Lokalzone - Hari ini Bali diagungkan
sebagai daerah destinasi pariwisata. Pariwisata seolah dikatakan
sebagai tujuan dari pembangunan sektor perekonomian. Namun tidak halnya
seperti di Desa Munduk, Buleleng.
Jro Putu Ardana, Bendesa Adat Munduk menegaskan bahwa Pariwisata bagi
masyarakat di desanya bukan tujuan melainkan hanya bonus dari perilaku
sehari-hari. "Perilaku utama kami ya bertani. Kami bertani bagus dan
baik, mengembangkan pertanian organik, dan hidup bersih, ya pariwisata
akan datang," tuturnya pada suksesinews.com, akhir pekan lalu di sela
acara Indonesian Poverty and Empowerment Conference (IPEC) 2014.
Daerah munduk terdapat didaerah pegunungan yang termasuk daerah hulu
Danau Buyan dan Tamblingan merupakan daerah mata air yang termasuk dalam
daerah ini. "Desa kami terberkati dan memiliki tanggung jawab yang
besar. Kami harus menjaga hutan dan menjaga air. Dengan menjaga itu
seperti biasa, otomatis dampaknya juga ke pariwisata," tegasnya.
Desa Munduk terkenal akan pemandangan alamnya yang sangat memukau. Ini
menjadi salah satu daya tarik datangnya wisatawan. Namun, selaku kepala
desa adat, Putu Ardana mengaku tidak ingin ada investor besar membuat
hotel mewah didaerahnya. "Kalau nanti ada investor bikin hotel disini
saya akan mati-matian melarang. Biarlah berkembang homestay milik
masyarakat meski kecil-kecilan, tapi memberikan banyak masnfaat bagi
masyarakat dan desa kami," tegasnya.
Putu Ardana juga mengaku sangat miris dan khawatir dengan pariwisata
yang terlalu diagungkan. Karena itu dinilai akan menjadi racun bagi
masyarakat untuk berhenti berprilaku seperti biasa. "Konsep pariwisata
kami seperti itu. Tanpa harus menghilangkan kebiasaan dan potensi lokal
kami tapi bisa berkembang. Kami tidak ngiler dengan pariwisata
Konfensional yang di Bali Selatan,"
Perilaku masyarakat Desa Munduk juga dituturkannya sangat jauh berbeda
dengan kawasan pariwisata lainnya. Di kawasan lain, tentu pelaku wisata
mengejar-ngejar wisatawan dan dipaksa membeli produk. Hal itu tidak
terjadi di Desa ini. "Masyarakat kita cuek, gak sampai maksa-maksa. Tapi
ketika ditanya walaupun gak bisa bahasa inggris pasti tetep mau
membantu. Jadi tamu kan nyaman kalau kayak gini," tuturnya.

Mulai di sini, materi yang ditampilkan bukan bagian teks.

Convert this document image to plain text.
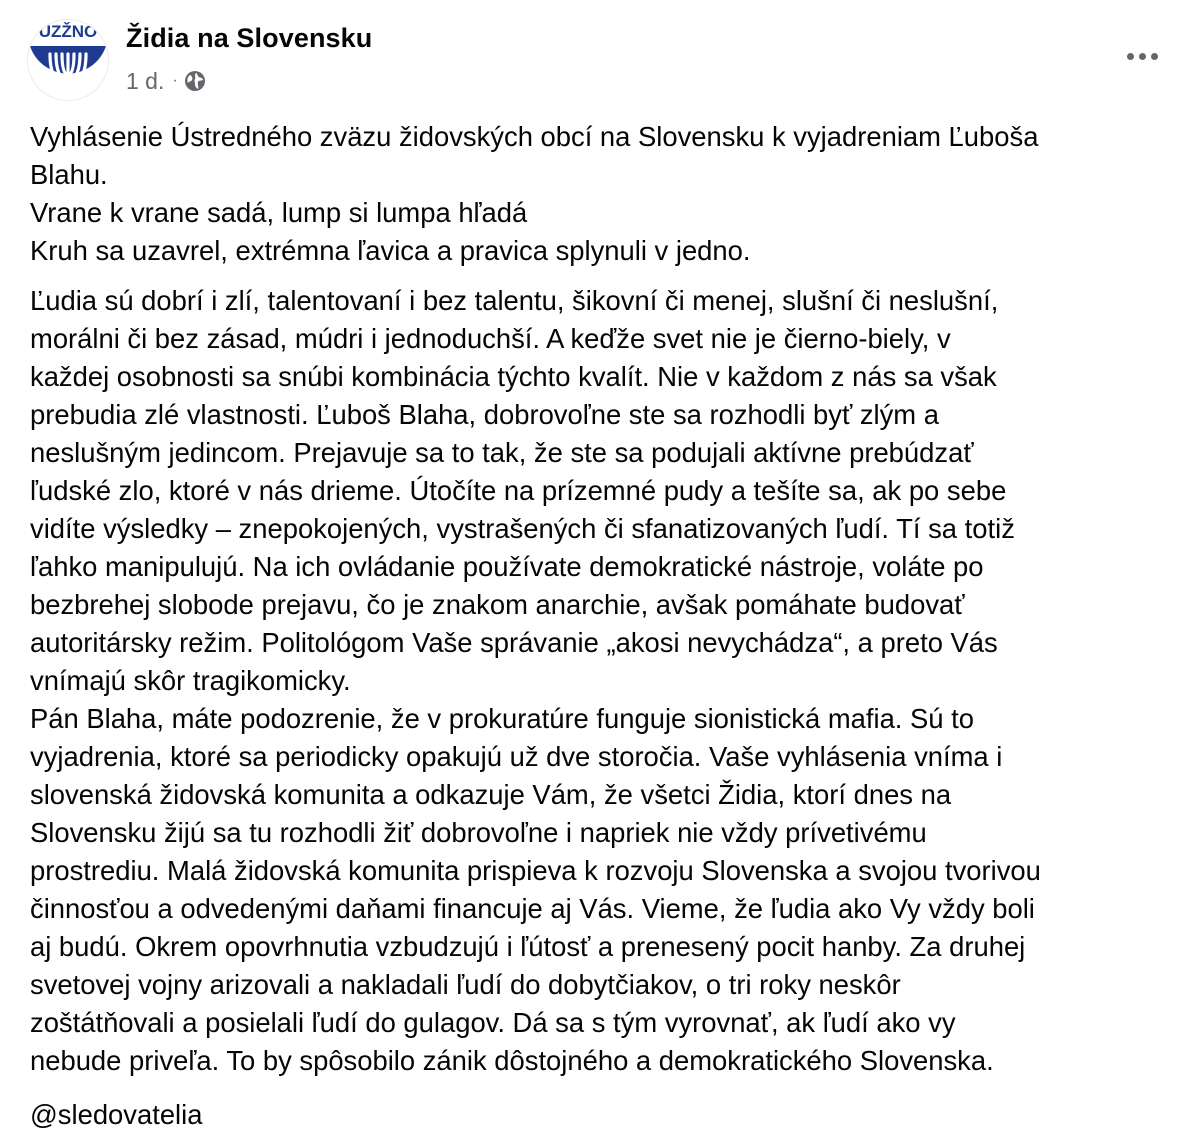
ÚZŽNO Židia na Slovensku
1 d. ·

Vyhlásenie Ústredného zväzu židovských obcí na Slovensku k vyjadreniam Ľuboša
Blahu.
Vrane k vrane sadá, lump si lumpa hľadá
Kruh sa uzavrel, extrémna ľavica a pravica splynuli v jedno.

Ľudia sú dobrí i zlí, talentovaní i bez talentu, šikovní či menej, slušní či neslušní,
morálni či bez zásad, múdri i jednoduchší. A keďže svet nie je čierno-biely, v
každej osobnosti sa snúbi kombinácia týchto kvalít. Nie v každom z nás sa však
prebudia zlé vlastnosti. Ľuboš Blaha, dobrovoľne ste sa rozhodli byť zlým a
neslušným jedincom. Prejavuje sa to tak, že ste sa podujali aktívne prebúdzať
ľudské zlo, ktoré v nás drieme. Útočíte na prízemné pudy a tešíte sa, ak po sebe
vidíte výsledky – znepokojených, vystrašených či sfanatizovaných ľudí. Tí sa totiž
ľahko manipulujú. Na ich ovládanie používate demokratické nástroje, voláte po
bezbrehej slobode prejavu, čo je znakom anarchie, avšak pomáhate budovať
autoritársky režim. Politológom Vaše správanie „akosi nevychádza“, a preto Vás
vnímajú skôr tragikomicky.

Pán Blaha, máte podozrenie, že v prokuratúre funguje sionistická mafia. Sú to
vyjadrenia, ktoré sa periodicky opakujú už dve storočia. Vaše vyhlásenia vníma i
slovenská židovská komunita a odkazuje Vám, že všetci Židia, ktorí dnes na
Slovensku žijú sa tu rozhodli žiť dobrovoľne i napriek nie vždy prívetivému
prostrediu. Malá židovská komunita prispieva k rozvoju Slovenska a svojou tvorivou
činnosťou a odvedenými daňami financuje aj Vás. Vieme, že ľudia ako Vy vždy boli
aj budú. Okrem opovrhnutia vzbudzujú i ľútosť a prenesený pocit hanby. Za druhej
svetovej vojny arizovali a nakladali ľudí do dobytčiakov, o tri roky neskôr
zoštátňovali a posielali ľudí do gulagov. Dá sa s tým vyrovnať, ak ľudí ako vy
nebude priveľa. To by spôsobilo zánik dôstojného a demokratického Slovenska.

@sledovatelia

Kendati pariwisata berkembang baik di Desa ini, Ardana menuturkan masih
banyak mendapat kendala dalam pengembangan pariwisata. Pola pikir
masyarakat agraris dan pariwisata yang sangat bertolak belakang.
"Tipikal petani itu sabar dan menghargai proses, sedangkan pariwisata
instan. Ini jelas membuat pemahaman yang beda," imbuhnya. Ia melanjutkan
kendala sampah masih menjadi kendala dan sedang dicoba ditangguli
bersama masyarakat.Kendala selanjutnya adalah menyadarkan masyarakat
bahwa multiplayer efek dari pariwisata akan berdampak pada semua sektor
meskipun ada yglangsung dan tidak langsung.
Ia juga berharap bantuan pemerintah terhadap Desa ini terus ada. Selain
itu kepada pemerintah agar jangan terlalu menganggap pariwisata sebagai
sumber PAD. "Pemerintah kan ingin mensejahterakan masyarakat, tapi
disini ketika ada usaha masyarakat yang baru saja dibangun sudah
dikejar-kejar pajaknya. Kenapa tidak dibiarkan dulu berkembang setelah
beberapa bulan baru dikejar-kejar," celetuknya. "Masyarakat kalau
sejahtera kan tujuan pemerintah tercapai. Jangalah dikejar pajaknya
seperti pemodal-pemodal besar. Harusnya ada perlakuan khusus bagi
masyarakat yang ingin berkembang," lanjutnya.